Die Ehe ward auf Antrag des Gatten — wegen Ehebruchs — getrennt. Mit der „gnädigen Frau“ wäre es aber ohnedies Nichts gewesen, weil das Königliche Hausministerium nach Einsicht der Ursprungszeugnisse und des Wappens des Mannes erklärt hatte, dass demselben keine adeligen Prädikate zu kämen.

Seit dieser verunglückten Heiratsspekulation ist Auguste wieder im Dekrement und kann sich nicht mehr emporschwingen. Sie ist wieder das geworden, was sie früher war, — eine Straßendirne, — (überhaupt ist dies der Cursus aller Mätressen) — und wird mehr als je von Seiten der Sittenpolizei überwacht. Zum Glücke hat sie eine Bekanntschaft in Frankfurt a. d. O. mit einem dort lebenden ältlichen Herrn, weshalb sie auch jedes Mal, wenn sie merkt, dass der polizeiliche Barometer für sie nicht günstig steht, dorthin abreist, und erst wiederkommt, wenn sie glaubt, dass das Gewitter sich verzogen hat.
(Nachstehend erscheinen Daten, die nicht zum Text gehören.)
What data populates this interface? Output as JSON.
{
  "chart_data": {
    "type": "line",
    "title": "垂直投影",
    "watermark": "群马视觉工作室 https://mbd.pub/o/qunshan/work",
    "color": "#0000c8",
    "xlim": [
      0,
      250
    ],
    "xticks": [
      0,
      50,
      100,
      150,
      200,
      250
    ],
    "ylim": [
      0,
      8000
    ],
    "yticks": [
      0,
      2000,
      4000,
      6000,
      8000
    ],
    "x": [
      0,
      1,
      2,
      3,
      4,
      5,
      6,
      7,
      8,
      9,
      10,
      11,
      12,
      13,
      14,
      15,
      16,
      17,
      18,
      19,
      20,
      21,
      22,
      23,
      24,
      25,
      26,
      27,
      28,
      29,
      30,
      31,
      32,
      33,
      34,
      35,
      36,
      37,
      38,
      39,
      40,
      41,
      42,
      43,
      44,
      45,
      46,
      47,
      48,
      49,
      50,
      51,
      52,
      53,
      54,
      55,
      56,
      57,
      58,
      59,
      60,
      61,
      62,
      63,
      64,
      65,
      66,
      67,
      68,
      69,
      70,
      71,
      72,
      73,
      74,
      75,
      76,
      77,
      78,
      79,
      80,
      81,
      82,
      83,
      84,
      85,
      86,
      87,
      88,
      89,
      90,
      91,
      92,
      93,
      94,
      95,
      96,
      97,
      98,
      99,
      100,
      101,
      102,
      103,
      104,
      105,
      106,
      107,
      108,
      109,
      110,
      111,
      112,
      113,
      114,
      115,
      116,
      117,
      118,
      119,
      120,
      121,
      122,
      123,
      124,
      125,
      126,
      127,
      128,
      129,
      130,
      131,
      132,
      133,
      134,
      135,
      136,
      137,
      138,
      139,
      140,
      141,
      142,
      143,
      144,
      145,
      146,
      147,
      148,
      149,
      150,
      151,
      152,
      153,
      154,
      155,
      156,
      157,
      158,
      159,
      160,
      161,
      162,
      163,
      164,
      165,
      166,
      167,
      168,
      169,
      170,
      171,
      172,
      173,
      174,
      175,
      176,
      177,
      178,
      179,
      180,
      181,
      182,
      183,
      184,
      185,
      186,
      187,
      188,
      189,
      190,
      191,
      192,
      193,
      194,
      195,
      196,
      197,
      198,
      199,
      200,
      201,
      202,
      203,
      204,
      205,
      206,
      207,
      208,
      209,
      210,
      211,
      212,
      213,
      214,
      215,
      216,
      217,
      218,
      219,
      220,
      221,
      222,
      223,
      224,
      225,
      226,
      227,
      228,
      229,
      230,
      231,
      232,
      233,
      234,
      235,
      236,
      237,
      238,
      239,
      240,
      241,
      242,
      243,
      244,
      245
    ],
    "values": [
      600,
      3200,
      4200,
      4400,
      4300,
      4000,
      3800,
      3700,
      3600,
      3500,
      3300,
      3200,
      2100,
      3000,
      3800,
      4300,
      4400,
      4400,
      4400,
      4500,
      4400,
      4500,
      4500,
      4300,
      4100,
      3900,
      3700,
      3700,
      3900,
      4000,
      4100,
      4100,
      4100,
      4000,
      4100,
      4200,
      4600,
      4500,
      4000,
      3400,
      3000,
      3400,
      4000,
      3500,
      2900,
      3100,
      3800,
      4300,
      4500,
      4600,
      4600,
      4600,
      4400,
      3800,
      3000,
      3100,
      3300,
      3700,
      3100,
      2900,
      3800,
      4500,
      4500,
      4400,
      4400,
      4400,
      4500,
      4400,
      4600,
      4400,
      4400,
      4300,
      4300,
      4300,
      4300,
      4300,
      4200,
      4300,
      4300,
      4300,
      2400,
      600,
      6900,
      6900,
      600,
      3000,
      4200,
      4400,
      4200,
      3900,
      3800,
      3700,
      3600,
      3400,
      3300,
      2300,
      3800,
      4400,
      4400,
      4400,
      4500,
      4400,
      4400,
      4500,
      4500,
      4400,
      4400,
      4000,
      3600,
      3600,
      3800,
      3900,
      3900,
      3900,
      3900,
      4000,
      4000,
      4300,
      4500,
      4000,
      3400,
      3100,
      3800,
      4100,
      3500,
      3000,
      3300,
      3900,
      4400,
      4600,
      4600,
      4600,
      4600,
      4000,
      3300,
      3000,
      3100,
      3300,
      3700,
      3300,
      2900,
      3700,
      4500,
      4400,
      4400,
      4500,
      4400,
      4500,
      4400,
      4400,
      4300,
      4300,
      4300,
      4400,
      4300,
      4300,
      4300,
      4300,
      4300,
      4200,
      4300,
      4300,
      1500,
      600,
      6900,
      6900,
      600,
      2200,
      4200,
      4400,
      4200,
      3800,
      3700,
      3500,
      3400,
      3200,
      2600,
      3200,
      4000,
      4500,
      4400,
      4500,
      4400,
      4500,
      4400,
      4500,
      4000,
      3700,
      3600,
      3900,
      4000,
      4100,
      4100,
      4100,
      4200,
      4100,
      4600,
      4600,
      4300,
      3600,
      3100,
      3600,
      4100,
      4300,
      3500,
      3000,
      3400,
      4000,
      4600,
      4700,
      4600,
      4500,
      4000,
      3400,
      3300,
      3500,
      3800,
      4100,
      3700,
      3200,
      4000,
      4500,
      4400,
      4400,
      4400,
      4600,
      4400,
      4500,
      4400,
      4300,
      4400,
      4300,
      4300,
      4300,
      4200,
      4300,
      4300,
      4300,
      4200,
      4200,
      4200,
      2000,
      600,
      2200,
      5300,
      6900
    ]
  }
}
Der Grundzug ihres Wesens ist eine entschiedene Frechheit, die sich bei jeder Gelegenheit in ihren Blicken nur zu deutlich ausspricht, daher soll sie nach glaubwürdigen Quellen schon Offizianten, welche ihren Verkehr kontrollieren müssen, fälschlich denunziert, und ihnen verliebte Attacken auf ihre, jetzt gänzlich verbluteten Reize zur Last gelegt haben.

Von ihren Genossinnen geflohen und von dem sogenannten feinern Männer-Publikum ganz verachtet, dürfte wohl die Zeit nicht fern sein, wo sie, wie früher, ein Stammgast des Arbeitshauses werden wird.